И Вронский вспомнил, что вчера ему с глазу на глаз сообщили, что белградская контрразведка, которая, как говорят, способна обвести вокруг пальца самого черта, разработала хитроумный план с целью втянуть регулярные части хорватской армии («Видимо, рассчитывая на то, что она недавно сформирована и слабо вооружена», – рассуждал про себя Вронский) в массированные боевые действия по всей линии обороны, чтобы таким способом сломить и уничтожить и армию, и сам город.

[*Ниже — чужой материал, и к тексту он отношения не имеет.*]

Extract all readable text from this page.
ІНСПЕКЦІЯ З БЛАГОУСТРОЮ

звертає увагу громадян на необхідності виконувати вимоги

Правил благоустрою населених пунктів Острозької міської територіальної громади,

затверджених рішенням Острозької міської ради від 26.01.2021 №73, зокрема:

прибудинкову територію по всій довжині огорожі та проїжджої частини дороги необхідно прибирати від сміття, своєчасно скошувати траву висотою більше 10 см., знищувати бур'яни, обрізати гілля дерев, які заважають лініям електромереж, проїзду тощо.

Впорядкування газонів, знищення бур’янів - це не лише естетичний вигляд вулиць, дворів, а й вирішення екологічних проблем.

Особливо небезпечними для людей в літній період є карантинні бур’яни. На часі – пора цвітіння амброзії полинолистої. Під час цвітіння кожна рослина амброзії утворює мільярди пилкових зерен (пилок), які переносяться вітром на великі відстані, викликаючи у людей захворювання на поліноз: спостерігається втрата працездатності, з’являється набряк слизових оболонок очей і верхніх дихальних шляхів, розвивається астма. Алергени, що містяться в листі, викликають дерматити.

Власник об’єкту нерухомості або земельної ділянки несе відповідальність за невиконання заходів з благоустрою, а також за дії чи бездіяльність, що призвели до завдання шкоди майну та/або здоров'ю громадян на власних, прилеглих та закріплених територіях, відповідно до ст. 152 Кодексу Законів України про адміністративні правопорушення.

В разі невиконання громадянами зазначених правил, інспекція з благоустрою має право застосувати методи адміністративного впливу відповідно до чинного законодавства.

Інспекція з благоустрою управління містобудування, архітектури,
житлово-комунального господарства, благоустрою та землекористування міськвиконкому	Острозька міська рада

Было решено также запустить сочиненные в Белграде слухи, направленные на то, чтобы сломить моральный дух хорватов, и в частности, что Загреб согласился отдать Славонию в обмен на Герцеговину, что после взятия Вуковара падение Загреба неизбежно, что Вуковар брошен на произвол судьбы и не получает помощи даже из сравнительно близко расположенных Винковцев.
У Вронского не хватало знаний, чтобы оценить, насколько правдоподобно первое и второе утверждения, однако что касается третьего, то лживость его стала для него очевидной, когда было захвачено несколько отрядов винковацких хорватов, пытавшихся пробиться в осажденный город.

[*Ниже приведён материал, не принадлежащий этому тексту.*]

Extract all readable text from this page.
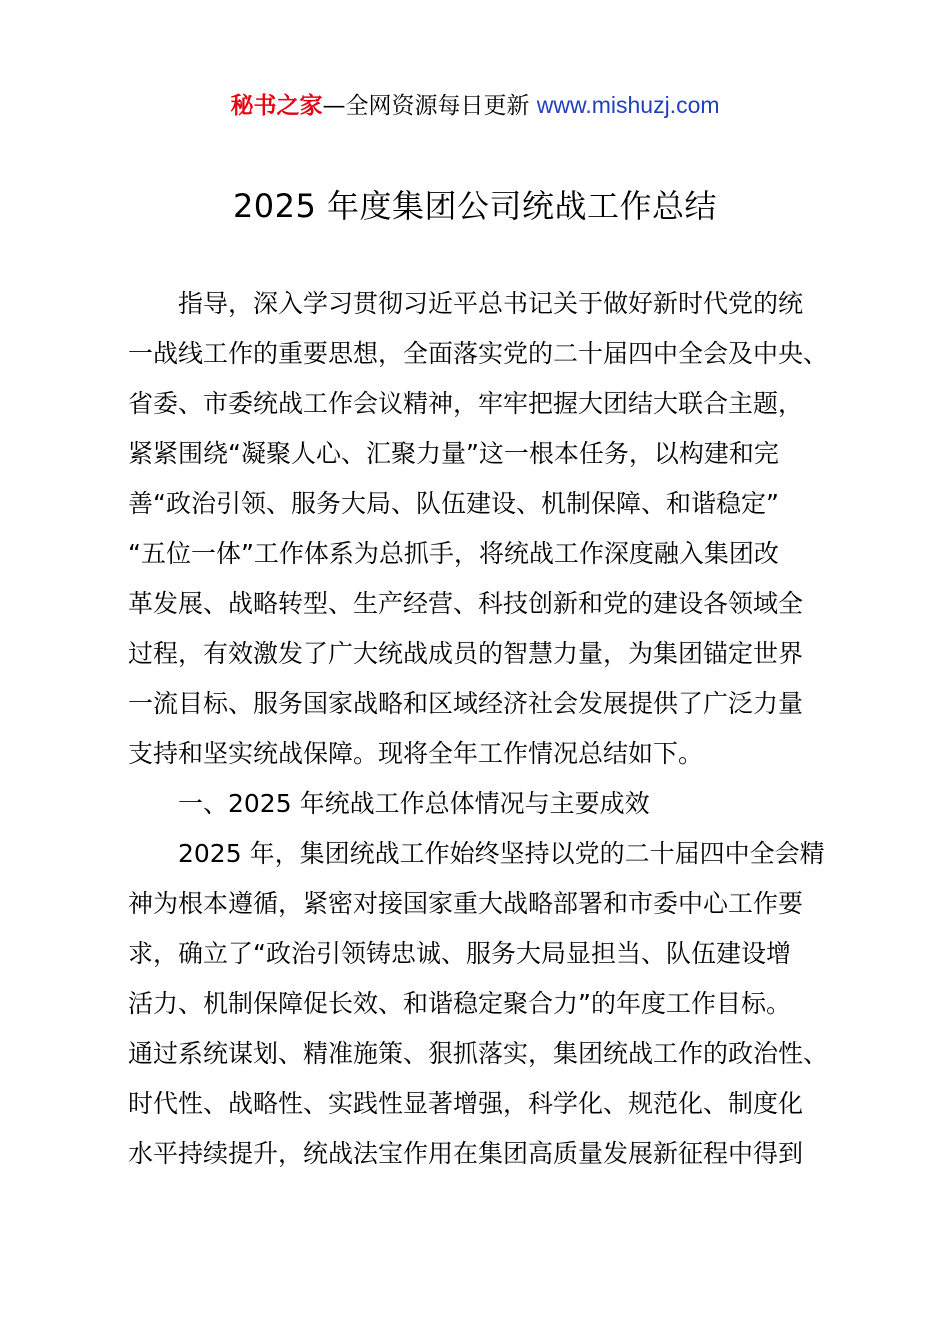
秘书之家—全网资源每日更新 www.mishuzj.com
2025 年度集团公司统战工作总结
指导，深入学习贯彻习近平总书记关于做好新时代党的统
一战线工作的重要思想，全面落实党的二十届四中全会及中央、
省委、市委统战工作会议精神，牢牢把握大团结大联合主题，
紧紧围绕“凝聚人心、汇聚力量”这一根本任务，以构建和完
善“政治引领、服务大局、队伍建设、机制保障、和谐稳定”
“五位一体”工作体系为总抓手，将统战工作深度融入集团改
革发展、战略转型、生产经营、科技创新和党的建设各领域全
过程，有效激发了广大统战成员的智慧力量，为集团锚定世界
一流目标、服务国家战略和区域经济社会发展提供了广泛力量
支持和坚实统战保障。现将全年工作情况总结如下。
一、2025 年统战工作总体情况与主要成效
2025 年，集团统战工作始终坚持以党的二十届四中全会精
神为根本遵循，紧密对接国家重大战略部署和市委中心工作要
求，确立了“政治引领铸忠诚、服务大局显担当、队伍建设增
活力、机制保障促长效、和谐稳定聚合力”的年度工作目标。
通过系统谋划、精准施策、狠抓落实，集团统战工作的政治性、
时代性、战略性、实践性显著增强，科学化、规范化、制度化
水平持续提升，统战法宝作用在集团高质量发展新征程中得到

Алексей Хорьков-Петухов накрывал огнем левый фланг фронта, Герман Глушков – правый, а в его центральной части, на которой была выдвинута вперед группа бронетранспортеров, медленно приближавшаяся к улицам предместья, действовали Петрицкий, Кирилл Кириллович Осипов, узбек Икрам Ашрафи (настоящий виртуоз в установке противопехотных мин) и он, Вронский.

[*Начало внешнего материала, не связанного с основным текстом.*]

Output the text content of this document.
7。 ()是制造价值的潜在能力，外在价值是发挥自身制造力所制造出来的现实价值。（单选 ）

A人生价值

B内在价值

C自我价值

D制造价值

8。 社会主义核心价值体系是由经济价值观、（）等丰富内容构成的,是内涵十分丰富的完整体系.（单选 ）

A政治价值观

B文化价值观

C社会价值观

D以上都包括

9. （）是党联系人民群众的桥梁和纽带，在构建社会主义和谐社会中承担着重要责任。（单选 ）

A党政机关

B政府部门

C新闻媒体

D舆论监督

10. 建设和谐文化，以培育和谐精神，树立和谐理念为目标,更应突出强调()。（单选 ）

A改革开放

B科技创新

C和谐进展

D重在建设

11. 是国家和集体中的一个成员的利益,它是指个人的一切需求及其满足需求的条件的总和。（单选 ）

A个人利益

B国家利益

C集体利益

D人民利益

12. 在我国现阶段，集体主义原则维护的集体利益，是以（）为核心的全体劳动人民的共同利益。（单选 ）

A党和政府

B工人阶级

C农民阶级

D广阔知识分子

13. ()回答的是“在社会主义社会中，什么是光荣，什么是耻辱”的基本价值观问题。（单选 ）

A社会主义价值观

Как он потом вспоминал, дело было так: водитель бронетранспортера первым заметил людей в хорватской военной форме и тут же дал русским знак окружить неожиданно появившегося неприятеля. Хорваты выскользнули из зарослей кукурузы на дорогу и неосмотрительно ринулись в сторону военной машины, рассчитывая уничтожить ее так же легко, как утром того же дня вывели из строя четыре танка на ведущем к городу шоссе, и не ожидая наткнуться на сопровождение. И вот теперь они стояли на дороге, окруженные русскими.
Не крикни Вронский в последнюю минуту: «Стой! Не стрелять!» – Кирилл Кириллович Осипов уже скосил бы хорватов очередью из автомата.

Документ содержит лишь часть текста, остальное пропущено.